ALBERTO PIZZOLI
ALBERTO PIZZOLI

Papa recomenda perdão a mulheres que abortam e se arrependem

Francisco classificou problema como "drama existencial e moral"; pedido faz parte de medidas para o ano do Jubileu

Jamil Chade, O Estado de S. Paulo

01 Setembro 2015 | 09h35

Atualizado às 21h24

GENEBRA – O papa Francisco autorizou o perdão para mulheres que abortaram e médicos que tenham realizado as intervenções. “Decidi conceder a todos os padres, para o ano do Jubileu da Misericórdia, a faculdade de absolver do pecado do aborto aqueles que o praticaram e, arrependidos de coração, peçam perdão”, declarou nesta terça-feira, 1. 

O Jubileu será celebrado pelas dioceses de todo o mundo entre os dias 8 de dezembro deste ano e 20 de novembro de 2016. Em uma carta apontando estratégias para esse período, Francisco declarou que sabe que, “enquanto a tragédia do aborto é vivida por alguns com uma consciência superficial, quase sem se dar conta do gravíssimo mal que comporta um ato como esse”, muitos outros a vivem “como uma derrota” e consideram que “não têm outro caminho para onde ir”. 

A decisão do papa não modifica o que a Igreja pensa do aborto, condenado com a excomunhão automática pelas leis canônicas desde 1398. Normalmente, só bispos podem perdoar esses casos. Desta vez, além dos padres designados pelos bispos, o papa resolveu estender a todos os sacerdotes.

“Decidi conceder a todos os sacerdotes para o Ano Jubilar a faculdade de absolver do pecado de aborto quantos o cometeram e, arrependidos de coração, pedirem que lhes seja perdoado”, anunciou o papa. Para Francisco Borba, coordenador do Núcleo Fé e Cultura da Pontifícia Universidade Católica de São Paulo (PUC-SP), a diferença desse para outros Jubileus “é a mensagem específica do papa para essas mulheres”.
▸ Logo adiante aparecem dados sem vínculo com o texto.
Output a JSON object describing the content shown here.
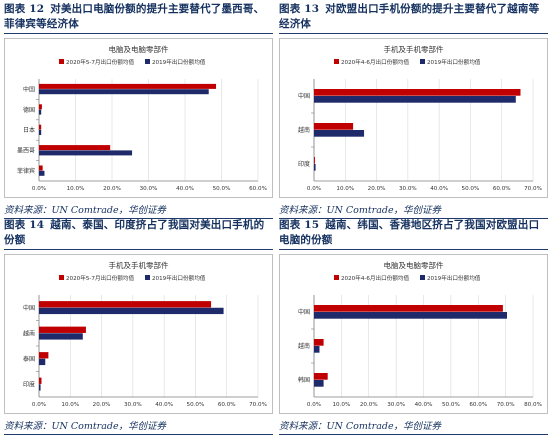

“O perdão de Deus não se pode negar a todos os que tenham se arrependido”, disse o pontífice em documento enviado ao monsenhor Rino Fisichella, presidente do Conselho Pontifício para a Nova Evangelização. O papa indicou que sabe que muitas mulheres são pressionadas a fazer abortos e, em sua vida, encontrou “tantas que levam nos corações as cicatrizes dessa decisão sofrida e dolorosa”. “É um drama existencial e moral.”

Normalmente, os Jubileus católicos são periódicos, estabelecidos a cada 25 anos, como o do ano 2000. Seguem ainda uma longa tradição, vinda do judaísmo, que celebrava uma pausa festiva e com perdão de dívidas a cada 50 anos. Para obter a indulgência, os fiéis são chamados a realizar uma breve peregrinação rumo a uma “porta santa”, aberta em cada catedral ou nas igrejas designadas pelo bispo diocesano, e seguir um rito.

Doentes e presos. Neste ano, o papa destacou que essa indulgência pode ser obtida até pelos doentes, que com suas intenções assistem a celebração pelos meios de comunicação. Outra decisão de Francisco foi a de anunciar que não serão só basílicas que darão a indulgência. Ele ampliou esse direito a todas as igrejas dentro de prisões. 

“Os presos poderão obter a indulgência todas as vezes que passarem pela porta da sua cela, dirigindo o pensamento e a oração ao Pai”, disse Francisco. Para ele, o ano deve ser marcado por uma “grande anistia”. “A misericórdia de Deus é capaz de transformar corações e transformar barras de ferro das celas em experiências de liberdade.”